I propose to take Questions Nos. 267 to 269, inclusive, together.

As with the previous local authority home loan offerings, loan applications under the Rebuilding Ireland Home Loan are made directly to the local authority in whose area the property proposed for purchase is situated. My Department does not directly collect information on the number of loan applications received by each local authority.

However, as is currently the case, my Department will continue to publish information on the overall number and value of (i) local authority loan approvals and (ii) local authority loan drawdowns. Information up to Q4 2017 is available on the Department's website at the following link:

http://www.housing.gov.ie/housing/statistics/house-prices-loans-and-profile-borrowers/local-authority-loan-activity, and this information will be updated on a quarterly basis as additional data is compiled.

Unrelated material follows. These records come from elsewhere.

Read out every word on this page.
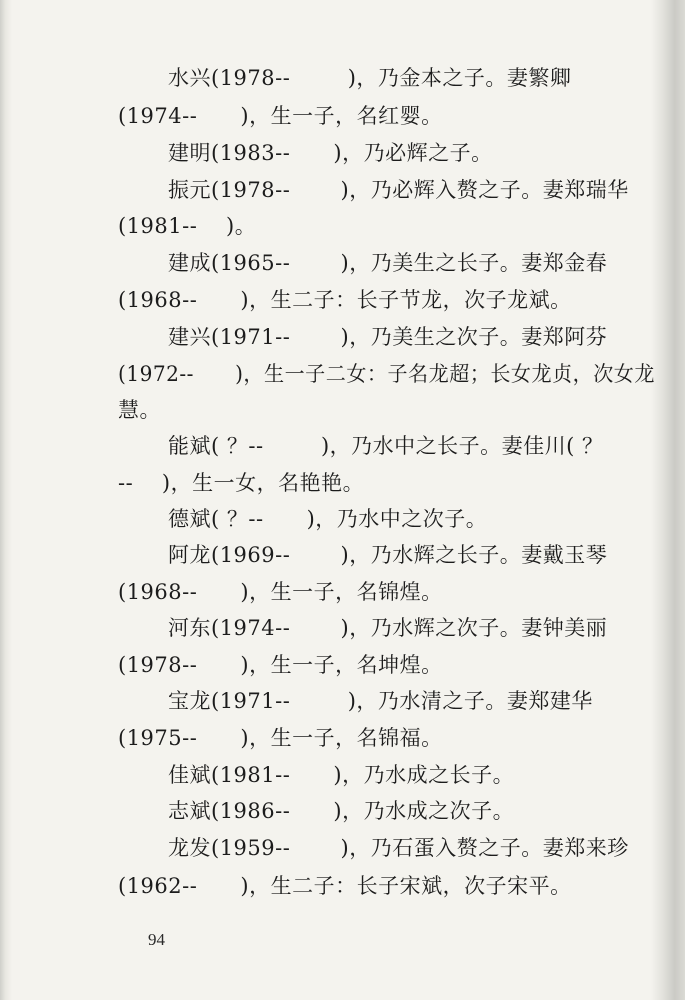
水兴(1978--        )，乃金本之子。妻繁卿
(1974--      )，生一子，名红婴。
建明(1983--      )，乃必辉之子。
振元(1978--       )，乃必辉入赘之子。妻郑瑞华
(1981--    )。
建成(1965--       )，乃美生之长子。妻郑金春
(1968--      )，生二子：长子节龙，次子龙斌。
建兴(1971--       )，乃美生之次子。妻郑阿芬
(1972--      )，生一子二女：子名龙超；长女龙贞，次女龙
慧。
能斌( ？--        )，乃水中之长子。妻佳川( ？
--    )，生一女，名艳艳。
德斌( ？--      )，乃水中之次子。
阿龙(1969--       )，乃水辉之长子。妻戴玉琴
(1968--      )，生一子，名锦煌。
河东(1974--       )，乃水辉之次子。妻钟美丽
(1978--      )，生一子，名坤煌。
宝龙(1971--        )，乃水清之子。妻郑建华
(1975--      )，生一子，名锦福。
佳斌(1981--      )，乃水成之长子。
志斌(1986--      )，乃水成之次子。
龙发(1959--       )，乃石蛋入赘之子。妻郑来珍
(1962--      )，生二子：长子宋斌，次子宋平。
94
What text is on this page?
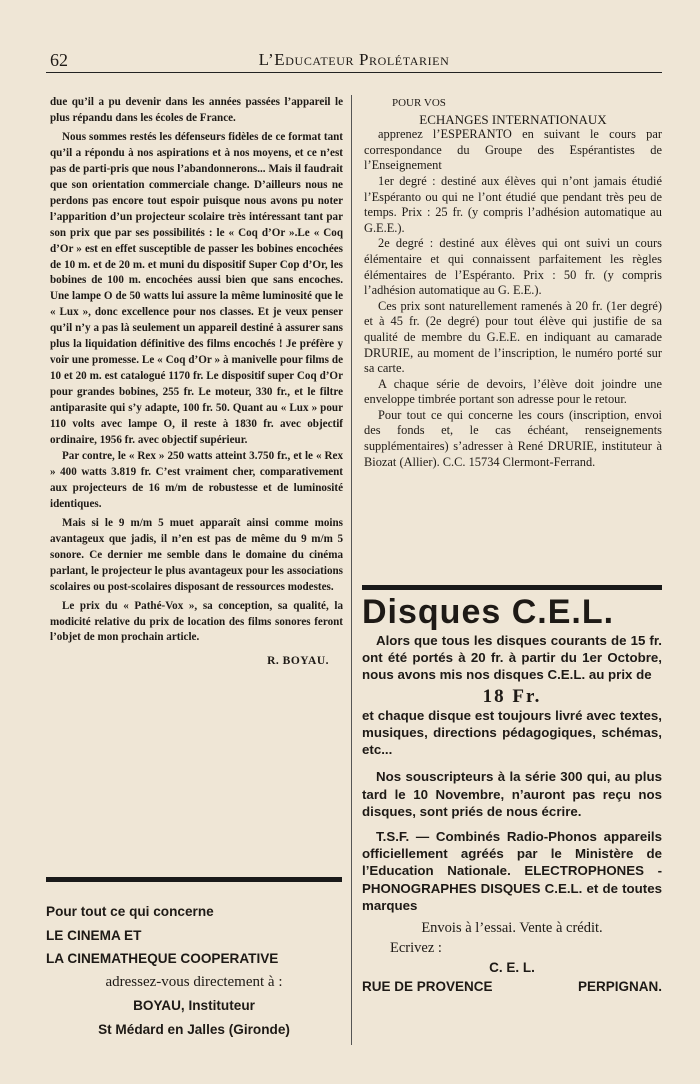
62	L’Educateur Prolétarien

due qu’il a pu devenir dans les années passées l’appareil le plus répandu dans les écoles de France.

Nous sommes restés les défenseurs fidèles de ce format tant qu’il a répondu à nos aspirations et à nos moyens, et ce n’est pas de parti-pris que nous l’abandonnerons... Mais il faudrait que son orientation commerciale change. D’ailleurs nous ne perdons pas encore tout espoir puisque nous avons pu noter l’apparition d’un projecteur scolaire très intéressant tant par son prix que par ses possibilités : le « Coq d’Or ».Le « Coq d’Or » est en effet susceptible de passer les bobines encochées de 10 m. et de 20 m. et muni du dispositif Super Cop d’Or, les bobines de 100 m. encochées aussi bien que sans encoches. Une lampe O de 50 watts lui assure la même luminosité que le « Lux », donc excellence pour nos classes. Et je veux penser qu’il n’y a pas là seulement un appareil destiné à assurer sans plus la liquidation définitive des films encochés ! Je préfère y voir une promesse. Le « Coq d’Or » à manivelle pour films de 10 et 20 m. est catalogué 1170 fr. Le dispositif super Coq d’Or pour grandes bobines, 255 fr. Le moteur, 330 fr., et le filtre antiparasite qui s’y adapte, 100 fr. 50. Quant au « Lux » pour 110 volts avec lampe O, il reste à 1830 fr. avec objectif ordinaire, 1956 fr. avec objectif supérieur.

Par contre, le « Rex » 250 watts atteint 3.750 fr., et le « Rex » 400 watts 3.819 fr. C’est vraiment cher, comparativement aux projecteurs de 16 m/m de robustesse et de luminosité identiques.

Mais si le 9 m/m 5 muet apparaît ainsi comme moins avantageux que jadis, il n’en est pas de même du 9 m/m 5 sonore. Ce dernier me semble dans le domaine du cinéma parlant, le projecteur le plus avantageux pour les associations scolaires ou post-scolaires disposant de ressources modestes.

Le prix du « Pathé-Vox », sa conception, sa qualité, la modicité relative du prix de location des films sonores feront l’objet de mon prochain article.

R. BOYAU.
Pour tout ce qui concerne
LE CINEMA ET
LA CINEMATHEQUE COOPERATIVE
adressez-vous directement à :
BOYAU, Instituteur
St Médard en Jalles (Gironde)

POUR VOS

ECHANGES INTERNATIONAUX

apprenez l’ESPERANTO en suivant le cours par correspondance du Groupe des Espérantistes de l’Enseignement

1er degré : destiné aux élèves qui n’ont jamais étudié l’Espéranto ou qui ne l’ont étudié que pendant très peu de temps. Prix : 25 fr. (y compris l’adhésion automatique au G.E.E.).

2e degré : destiné aux élèves qui ont suivi un cours élémentaire et qui connaissent parfaitement les règles élémentaires de l’Espéranto. Prix : 50 fr. (y compris l’adhésion automatique au G. E.E.).

Ces prix sont naturellement ramenés à 20 fr. (1er degré) et à 45 fr. (2e degré) pour tout élève qui justifie de sa qualité de membre du G.E.E. en indiquant au camarade DRURIE, au moment de l’inscription, le numéro porté sur sa carte.

A chaque série de devoirs, l’élève doit joindre une enveloppe timbrée portant son adresse pour le retour.

Pour tout ce qui concerne les cours (inscription, envoi des fonds et, le cas échéant, renseignements supplémentaires) s’adresser à René DRURIE, instituteur à Biozat (Allier). C.C. 15734 Clermont-Ferrand.

Disques C.E.L.

Alors que tous les disques courants de 15 fr. ont été portés à 20 fr. à partir du 1er Octobre, nous avons mis nos disques C.E.L. au prix de

18 Fr.

et chaque disque est toujours livré avec textes, musiques, directions pédagogiques, schémas, etc...

Nos souscripteurs à la série 300 qui, au plus tard le 10 Novembre, n’auront pas reçu nos disques, sont priés de nous écrire.

T.S.F. — Combinés Radio-Phonos appareils officiellement agréés par le Ministère de l’Education Nationale. ELECTROPHONES - PHONOGRAPHES DISQUES C.E.L. et de toutes marques

Envois à l’essai. Vente à crédit.
Ecrivez :
C. E. L.
RUE DE PROVENCE	PERPIGNAN.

In addition, the Housing Agency provides a central support service which assesses loan applications that are made to the local authorities and makes recommendations to the authorities as to whether loans should be offered to applicants. I have asked the Agency to centrally compile figures on the numbers of applications that it has assessed and the most recent figures, as at the end of August, indicate that the Agency had received a total of 2,628 applications for assessment from local authorities. Of the 2,628 applications received, 2,074 were deemed to be valid. Of these valid applications, 1,989 had been assessed and 1,024 of these (51%) had been recommended for approval.

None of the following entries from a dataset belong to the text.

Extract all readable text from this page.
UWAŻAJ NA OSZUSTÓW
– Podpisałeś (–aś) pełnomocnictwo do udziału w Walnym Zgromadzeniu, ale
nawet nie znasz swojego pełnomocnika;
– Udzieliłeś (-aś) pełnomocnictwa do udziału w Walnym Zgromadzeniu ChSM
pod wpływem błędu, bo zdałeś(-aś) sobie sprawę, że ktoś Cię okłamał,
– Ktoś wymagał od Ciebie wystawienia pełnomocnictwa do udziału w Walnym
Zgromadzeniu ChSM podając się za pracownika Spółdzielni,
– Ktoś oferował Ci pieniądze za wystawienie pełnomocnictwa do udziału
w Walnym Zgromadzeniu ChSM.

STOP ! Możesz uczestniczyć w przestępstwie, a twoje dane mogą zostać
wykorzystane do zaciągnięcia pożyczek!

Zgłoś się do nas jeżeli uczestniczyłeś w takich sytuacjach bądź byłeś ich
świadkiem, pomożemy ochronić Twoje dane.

As has been the case since the introduction of the Rebuilding Ireland Home Loan, applications are made directly to the local authority in which the applicant wishes to purchase a property. Applications are then processed by the local authority before being sent to the Housing Agency for assessment. Based on this comprehensive financial analysis, the Housing Agency makes a recommendation to the local authority on each application.

Each local authority must have in place a credit committee which makes the final decision on applications for loans, in accordance with the statutory credit policy issued in accordance with the Regulations and having regard to the recommendations made by the Housing Agency.

The purpose of the scheme is to enable credit-worthy first-time buyers to access sustainable mortgage lending to purchase new or second-hand properties in a suitable price range, where they have been unable to obtain sufficient mortgage finance from a commercial lender. However, in accordance with the statutory credit policy, as with any other loan, potential borrowers must be credit-worthy and must demonstrate that they have the ability to repay the loan. It would be irresponsible to give individuals approval for loans that may see them placed under undue financial strain. The creditworthiness checks that are part of the approvals process for the Rebuilding Ireland Home Loan, and which may result in individuals being refused, help to safeguard against this eventuality and assist in protecting both the applicant and the Exchequer.

Of the 1,989 applications underwritten to the end of August 2018, 49% were not recommended for approval. Reasons for applications not being reconsidered under the scheme include an inability to satisfactorily demonstrate sufficient repayment capacity for the loan, or having an unsatisfactory savings record.

Question No. 270 answered with Question No. 261.